A elite agropecuária nos anos 60
Quando terminei o II Grau, o Diretor de nossa escola convidou o Presidente João Belchior Marques Goulart para ser o paraninfo da Turma. Algumas vezes tive dúvidas se o presidente aceitaria. Mas, aceitou.
Os formandos, com raras exceções (entre as quais, eu) faziam parte da elite agropecuária do Rio Grande do Sul. Meninos e meninas futuros herdeiros de fazendas, com um futuro garantido. Poderia haver algum suspeito de esquerdista?Claro que não!Aliás, se alguém ousasse sugerir tal sandice, receberia uma surra de rebenque.
A formatura, foi o fim da época de irresponsabilidade juvenil. Com o vestibular começaria a se delinear uma carreira promissora...se não houvesse intromissão da Ditadura.
Por sermos afilhados de Jango, “as meninas dos olhos” da nossa geração, olhos estranhos e famintos começaram a nos vigiar. A coisa era tão extrema que incomodava. Eu me sentia pouco a vontade até de ir ao banheiro, pois sabia que alguém escutava ou espiava pela fechadura. Pode parecer exagero, mas era isso mesmo. As pessoas queriam que soubéssemos que estavam de olho em nós. Até mesmo nossas famílias começaram a nos vigiar para saber o que estava acontecendo de “anormal”. Só que esse anormal não acontecia conosco, mas com os espiões da CIA que queriam minar o nosso prestígio e destruir a nossa imagem, para nos desacreditar. Era o Dragão matando os filhotes da Fênix, para que não houvesse qualquer tipo de resistência.
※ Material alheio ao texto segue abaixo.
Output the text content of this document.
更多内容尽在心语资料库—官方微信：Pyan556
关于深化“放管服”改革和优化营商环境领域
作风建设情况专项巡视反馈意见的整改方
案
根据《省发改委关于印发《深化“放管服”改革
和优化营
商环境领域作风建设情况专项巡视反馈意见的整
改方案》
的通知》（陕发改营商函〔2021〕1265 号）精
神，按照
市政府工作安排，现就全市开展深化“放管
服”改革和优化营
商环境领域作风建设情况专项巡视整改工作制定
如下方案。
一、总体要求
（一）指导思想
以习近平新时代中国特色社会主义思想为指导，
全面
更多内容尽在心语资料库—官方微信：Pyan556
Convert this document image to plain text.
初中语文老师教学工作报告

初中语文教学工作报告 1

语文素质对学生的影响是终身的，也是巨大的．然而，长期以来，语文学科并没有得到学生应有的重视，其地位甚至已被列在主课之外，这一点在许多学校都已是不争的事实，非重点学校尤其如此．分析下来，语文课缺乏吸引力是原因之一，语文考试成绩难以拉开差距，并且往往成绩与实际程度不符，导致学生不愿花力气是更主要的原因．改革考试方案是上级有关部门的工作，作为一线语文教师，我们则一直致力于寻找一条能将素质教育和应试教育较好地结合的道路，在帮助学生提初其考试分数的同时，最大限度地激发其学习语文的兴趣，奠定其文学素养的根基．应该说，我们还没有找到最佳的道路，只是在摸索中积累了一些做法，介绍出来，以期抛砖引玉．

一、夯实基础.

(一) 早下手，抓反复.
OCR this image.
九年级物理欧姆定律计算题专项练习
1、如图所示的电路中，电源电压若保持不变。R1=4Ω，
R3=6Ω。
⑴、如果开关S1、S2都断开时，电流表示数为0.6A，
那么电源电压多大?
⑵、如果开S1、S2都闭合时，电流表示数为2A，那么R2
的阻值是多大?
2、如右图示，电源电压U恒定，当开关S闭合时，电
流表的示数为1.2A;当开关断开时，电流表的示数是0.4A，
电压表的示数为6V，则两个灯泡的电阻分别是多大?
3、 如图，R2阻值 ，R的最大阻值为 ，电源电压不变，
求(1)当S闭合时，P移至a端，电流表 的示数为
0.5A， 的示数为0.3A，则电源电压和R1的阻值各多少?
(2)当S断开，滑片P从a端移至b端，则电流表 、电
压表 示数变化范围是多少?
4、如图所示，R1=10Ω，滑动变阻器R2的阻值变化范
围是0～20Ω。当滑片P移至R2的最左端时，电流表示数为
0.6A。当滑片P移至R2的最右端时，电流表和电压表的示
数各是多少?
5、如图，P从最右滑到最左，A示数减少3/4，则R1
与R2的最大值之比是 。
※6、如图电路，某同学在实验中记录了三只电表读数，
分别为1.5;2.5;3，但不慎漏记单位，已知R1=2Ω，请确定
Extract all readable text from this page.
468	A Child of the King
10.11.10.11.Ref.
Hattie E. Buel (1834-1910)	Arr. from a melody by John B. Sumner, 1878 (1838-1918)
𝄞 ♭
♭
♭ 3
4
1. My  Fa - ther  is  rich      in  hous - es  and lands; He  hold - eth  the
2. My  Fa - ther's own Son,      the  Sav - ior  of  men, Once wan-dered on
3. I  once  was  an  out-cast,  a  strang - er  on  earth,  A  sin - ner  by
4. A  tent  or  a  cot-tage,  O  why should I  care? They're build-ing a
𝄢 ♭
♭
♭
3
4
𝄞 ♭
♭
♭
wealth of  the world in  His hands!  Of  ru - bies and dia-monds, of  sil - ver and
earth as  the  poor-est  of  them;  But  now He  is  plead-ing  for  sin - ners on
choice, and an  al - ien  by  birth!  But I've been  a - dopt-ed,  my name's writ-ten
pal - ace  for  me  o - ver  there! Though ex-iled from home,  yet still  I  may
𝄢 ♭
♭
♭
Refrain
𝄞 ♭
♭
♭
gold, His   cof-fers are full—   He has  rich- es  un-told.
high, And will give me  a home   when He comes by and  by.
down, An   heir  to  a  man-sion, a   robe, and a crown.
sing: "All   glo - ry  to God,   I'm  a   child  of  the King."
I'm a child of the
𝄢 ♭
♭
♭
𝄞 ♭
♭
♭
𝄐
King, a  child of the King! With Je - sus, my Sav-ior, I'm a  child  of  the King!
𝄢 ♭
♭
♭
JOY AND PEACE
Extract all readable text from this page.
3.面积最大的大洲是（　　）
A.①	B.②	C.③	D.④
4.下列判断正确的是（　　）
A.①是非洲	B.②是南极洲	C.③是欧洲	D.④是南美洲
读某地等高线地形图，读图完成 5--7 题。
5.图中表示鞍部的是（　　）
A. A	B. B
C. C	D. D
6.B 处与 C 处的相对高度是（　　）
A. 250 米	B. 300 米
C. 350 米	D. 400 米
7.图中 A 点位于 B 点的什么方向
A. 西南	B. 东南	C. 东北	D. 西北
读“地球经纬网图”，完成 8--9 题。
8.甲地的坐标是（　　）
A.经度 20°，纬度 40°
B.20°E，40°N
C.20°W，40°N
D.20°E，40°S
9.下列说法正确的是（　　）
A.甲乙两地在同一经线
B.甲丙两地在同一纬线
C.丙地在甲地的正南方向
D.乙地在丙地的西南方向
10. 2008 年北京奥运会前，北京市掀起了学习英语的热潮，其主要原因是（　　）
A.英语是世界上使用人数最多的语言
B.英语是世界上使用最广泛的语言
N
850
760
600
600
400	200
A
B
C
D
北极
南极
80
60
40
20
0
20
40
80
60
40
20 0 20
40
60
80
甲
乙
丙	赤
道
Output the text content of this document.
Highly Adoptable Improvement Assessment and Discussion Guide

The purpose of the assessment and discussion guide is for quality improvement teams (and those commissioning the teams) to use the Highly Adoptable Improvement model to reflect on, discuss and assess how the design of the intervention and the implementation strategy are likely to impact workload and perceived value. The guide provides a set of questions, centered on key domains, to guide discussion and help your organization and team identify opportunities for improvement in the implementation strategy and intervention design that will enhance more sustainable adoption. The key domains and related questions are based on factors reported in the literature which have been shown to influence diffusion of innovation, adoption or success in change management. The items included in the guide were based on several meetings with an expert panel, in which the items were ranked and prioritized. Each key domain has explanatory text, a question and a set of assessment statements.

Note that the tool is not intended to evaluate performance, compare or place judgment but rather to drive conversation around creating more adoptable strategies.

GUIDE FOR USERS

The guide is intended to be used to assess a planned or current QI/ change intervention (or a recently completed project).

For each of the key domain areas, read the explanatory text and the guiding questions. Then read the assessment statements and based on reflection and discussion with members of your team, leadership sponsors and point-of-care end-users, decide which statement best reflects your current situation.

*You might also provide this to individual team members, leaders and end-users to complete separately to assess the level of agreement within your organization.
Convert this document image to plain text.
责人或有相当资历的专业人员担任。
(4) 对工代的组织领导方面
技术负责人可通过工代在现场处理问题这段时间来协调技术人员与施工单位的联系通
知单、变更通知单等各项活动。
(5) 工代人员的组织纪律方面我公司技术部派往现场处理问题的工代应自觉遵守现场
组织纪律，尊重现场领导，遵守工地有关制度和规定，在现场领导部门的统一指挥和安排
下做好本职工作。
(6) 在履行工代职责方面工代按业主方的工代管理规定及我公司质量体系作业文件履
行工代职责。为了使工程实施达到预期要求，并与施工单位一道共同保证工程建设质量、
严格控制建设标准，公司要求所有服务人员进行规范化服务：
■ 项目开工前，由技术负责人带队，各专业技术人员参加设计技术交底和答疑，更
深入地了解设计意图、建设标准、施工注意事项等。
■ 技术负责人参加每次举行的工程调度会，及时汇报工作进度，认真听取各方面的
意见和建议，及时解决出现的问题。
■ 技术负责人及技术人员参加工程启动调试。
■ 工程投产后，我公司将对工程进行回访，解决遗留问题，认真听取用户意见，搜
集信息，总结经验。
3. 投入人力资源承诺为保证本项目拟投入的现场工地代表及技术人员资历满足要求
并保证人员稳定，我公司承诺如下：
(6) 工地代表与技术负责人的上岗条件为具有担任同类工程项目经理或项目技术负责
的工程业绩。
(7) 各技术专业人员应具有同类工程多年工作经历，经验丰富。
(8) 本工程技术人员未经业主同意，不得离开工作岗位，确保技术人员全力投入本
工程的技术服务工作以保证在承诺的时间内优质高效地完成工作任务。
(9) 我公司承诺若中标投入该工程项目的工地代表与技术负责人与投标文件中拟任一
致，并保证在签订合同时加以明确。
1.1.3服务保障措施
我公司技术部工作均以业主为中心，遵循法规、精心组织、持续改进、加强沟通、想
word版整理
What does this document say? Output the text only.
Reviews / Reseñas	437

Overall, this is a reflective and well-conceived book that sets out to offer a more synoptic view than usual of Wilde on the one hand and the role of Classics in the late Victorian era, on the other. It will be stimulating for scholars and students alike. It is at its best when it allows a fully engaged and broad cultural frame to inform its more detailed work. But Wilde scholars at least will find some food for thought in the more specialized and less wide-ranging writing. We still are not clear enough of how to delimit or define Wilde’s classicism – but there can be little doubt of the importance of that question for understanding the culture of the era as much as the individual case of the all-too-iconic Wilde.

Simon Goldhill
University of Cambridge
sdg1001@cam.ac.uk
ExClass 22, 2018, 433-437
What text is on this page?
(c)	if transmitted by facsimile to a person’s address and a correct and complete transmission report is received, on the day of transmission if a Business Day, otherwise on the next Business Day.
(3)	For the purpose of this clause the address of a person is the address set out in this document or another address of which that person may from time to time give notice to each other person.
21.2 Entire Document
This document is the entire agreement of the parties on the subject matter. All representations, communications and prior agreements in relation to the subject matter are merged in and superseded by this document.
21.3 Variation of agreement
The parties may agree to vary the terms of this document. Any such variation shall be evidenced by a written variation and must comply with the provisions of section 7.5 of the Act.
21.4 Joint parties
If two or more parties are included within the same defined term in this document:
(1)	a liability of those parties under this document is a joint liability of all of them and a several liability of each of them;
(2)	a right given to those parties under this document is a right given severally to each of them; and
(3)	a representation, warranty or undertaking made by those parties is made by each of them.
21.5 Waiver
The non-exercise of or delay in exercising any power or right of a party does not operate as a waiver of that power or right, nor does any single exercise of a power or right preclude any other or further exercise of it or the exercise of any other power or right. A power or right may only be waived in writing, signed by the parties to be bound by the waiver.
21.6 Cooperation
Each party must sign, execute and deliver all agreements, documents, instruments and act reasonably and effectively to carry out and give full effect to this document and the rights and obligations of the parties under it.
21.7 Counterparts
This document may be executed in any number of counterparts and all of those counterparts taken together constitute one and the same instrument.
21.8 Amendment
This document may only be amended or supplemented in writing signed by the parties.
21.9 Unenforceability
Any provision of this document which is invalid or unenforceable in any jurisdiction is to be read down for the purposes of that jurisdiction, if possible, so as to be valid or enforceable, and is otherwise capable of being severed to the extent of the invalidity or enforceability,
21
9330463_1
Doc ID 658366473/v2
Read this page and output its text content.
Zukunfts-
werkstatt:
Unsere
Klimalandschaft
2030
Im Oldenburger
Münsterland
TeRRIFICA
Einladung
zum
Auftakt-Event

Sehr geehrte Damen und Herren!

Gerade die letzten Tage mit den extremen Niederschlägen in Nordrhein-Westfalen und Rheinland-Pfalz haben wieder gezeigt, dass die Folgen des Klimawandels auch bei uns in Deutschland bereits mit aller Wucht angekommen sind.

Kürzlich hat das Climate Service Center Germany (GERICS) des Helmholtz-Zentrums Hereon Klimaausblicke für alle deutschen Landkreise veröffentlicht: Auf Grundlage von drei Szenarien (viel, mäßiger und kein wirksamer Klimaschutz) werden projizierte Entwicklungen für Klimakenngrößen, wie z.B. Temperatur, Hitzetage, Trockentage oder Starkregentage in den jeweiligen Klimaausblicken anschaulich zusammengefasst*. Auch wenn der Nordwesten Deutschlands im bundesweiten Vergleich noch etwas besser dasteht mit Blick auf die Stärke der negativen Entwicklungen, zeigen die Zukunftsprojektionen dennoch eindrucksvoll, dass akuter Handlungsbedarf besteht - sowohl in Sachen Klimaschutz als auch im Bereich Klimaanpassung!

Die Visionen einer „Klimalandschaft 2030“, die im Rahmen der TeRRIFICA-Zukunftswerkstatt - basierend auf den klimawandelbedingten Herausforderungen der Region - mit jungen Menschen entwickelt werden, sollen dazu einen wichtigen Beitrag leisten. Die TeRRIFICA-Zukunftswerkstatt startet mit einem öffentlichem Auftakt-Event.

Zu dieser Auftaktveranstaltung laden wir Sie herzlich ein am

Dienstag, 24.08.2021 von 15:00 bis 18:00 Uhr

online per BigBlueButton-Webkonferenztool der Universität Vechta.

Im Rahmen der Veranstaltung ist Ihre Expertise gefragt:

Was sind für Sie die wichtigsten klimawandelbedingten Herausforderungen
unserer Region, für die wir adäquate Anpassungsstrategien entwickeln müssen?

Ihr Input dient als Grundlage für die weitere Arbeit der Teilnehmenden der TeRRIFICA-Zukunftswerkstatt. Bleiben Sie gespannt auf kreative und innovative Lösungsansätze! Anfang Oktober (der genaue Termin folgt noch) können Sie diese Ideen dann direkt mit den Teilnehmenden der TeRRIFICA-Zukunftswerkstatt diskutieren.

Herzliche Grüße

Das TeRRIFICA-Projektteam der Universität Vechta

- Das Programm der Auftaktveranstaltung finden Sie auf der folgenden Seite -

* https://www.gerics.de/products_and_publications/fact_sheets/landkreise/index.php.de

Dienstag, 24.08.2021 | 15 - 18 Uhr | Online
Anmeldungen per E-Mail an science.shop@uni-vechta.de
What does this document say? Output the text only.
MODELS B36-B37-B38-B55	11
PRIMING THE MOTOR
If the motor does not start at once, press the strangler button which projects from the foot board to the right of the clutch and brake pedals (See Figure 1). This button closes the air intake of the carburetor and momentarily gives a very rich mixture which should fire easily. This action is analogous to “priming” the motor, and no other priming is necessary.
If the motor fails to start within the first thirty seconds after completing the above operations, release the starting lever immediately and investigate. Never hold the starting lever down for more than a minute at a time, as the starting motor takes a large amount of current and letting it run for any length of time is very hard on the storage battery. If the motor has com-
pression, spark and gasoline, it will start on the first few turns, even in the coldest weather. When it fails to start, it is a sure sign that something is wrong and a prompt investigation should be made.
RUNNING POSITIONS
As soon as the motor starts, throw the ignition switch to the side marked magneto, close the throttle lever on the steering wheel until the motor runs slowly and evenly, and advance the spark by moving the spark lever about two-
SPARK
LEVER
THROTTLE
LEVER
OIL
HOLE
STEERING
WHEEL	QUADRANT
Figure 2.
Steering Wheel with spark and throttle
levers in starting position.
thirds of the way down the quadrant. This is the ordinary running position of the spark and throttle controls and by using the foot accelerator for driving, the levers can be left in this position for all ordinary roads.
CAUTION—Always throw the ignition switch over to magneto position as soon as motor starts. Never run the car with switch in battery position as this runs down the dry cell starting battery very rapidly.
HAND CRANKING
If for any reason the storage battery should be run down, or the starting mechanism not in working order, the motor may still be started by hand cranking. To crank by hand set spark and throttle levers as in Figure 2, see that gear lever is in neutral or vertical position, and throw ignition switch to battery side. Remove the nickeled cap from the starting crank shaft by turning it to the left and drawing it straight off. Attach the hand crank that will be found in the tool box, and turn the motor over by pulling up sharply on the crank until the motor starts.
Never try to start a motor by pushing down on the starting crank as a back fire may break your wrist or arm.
Em 31 de março de 1964, os desconcertados estudantes, pais e todo o país souberam o que era toda aquela movimentação, calúnia, suspeitas e acusações: o Golpe Militar tomou as rédeas do país. Mas, os efeitos colaterais foram bem maiores. O pai de uma colega de faculdade, cometeu suicídio quando soube da prisão e abuso da filha. A família a culpava pela morte do pai, mas nós mantivemos o apoio à ela. No túmulo do pai, apenas uma foto, data de nascimento e de morte...nem uma única palavra de saudades. Quando visitei o túmulo, fiquei chocada: a Ditadura destroçara mais uma família e comprometera o futuro da única filha.
Mas, os danos não pararam por aí: muitas organizações foram invadidas, estudantes presos, militantes torturados e mortos . Casais separados, amigos separados, pais e filhos se olhando com desconfiança. Parecia um trecho do Apocalipse.
Ou o Inferno de Dante.
O motivo, mesquinho, era para evitar que o Brasil virasse uma República comunista. Tá de brincadeira???O país do futebol e do Carnaval virar uma república comunista???Que piada!!!!!!!(ah!ah!ah!)Imagine, o povo mais alegre e festeiro do universo vivendo num regime totalitário!!!Seria a morte desse país...mas, não pensava assim Mr. Kennedy nem Mr. Sorensen da CIA(que tive o desprazer de conhecer). E, por essa mentira maquiada e bem embalada, lá se foi o nosso futuro pelo ralo. Muitos me dizem “estás viva”, “estás bem” e eu pergunto “como podes saber se eu não estaria melhor?”, “como podes saber se o pai de minha colega não estaria vivo e orgulhoso dela?”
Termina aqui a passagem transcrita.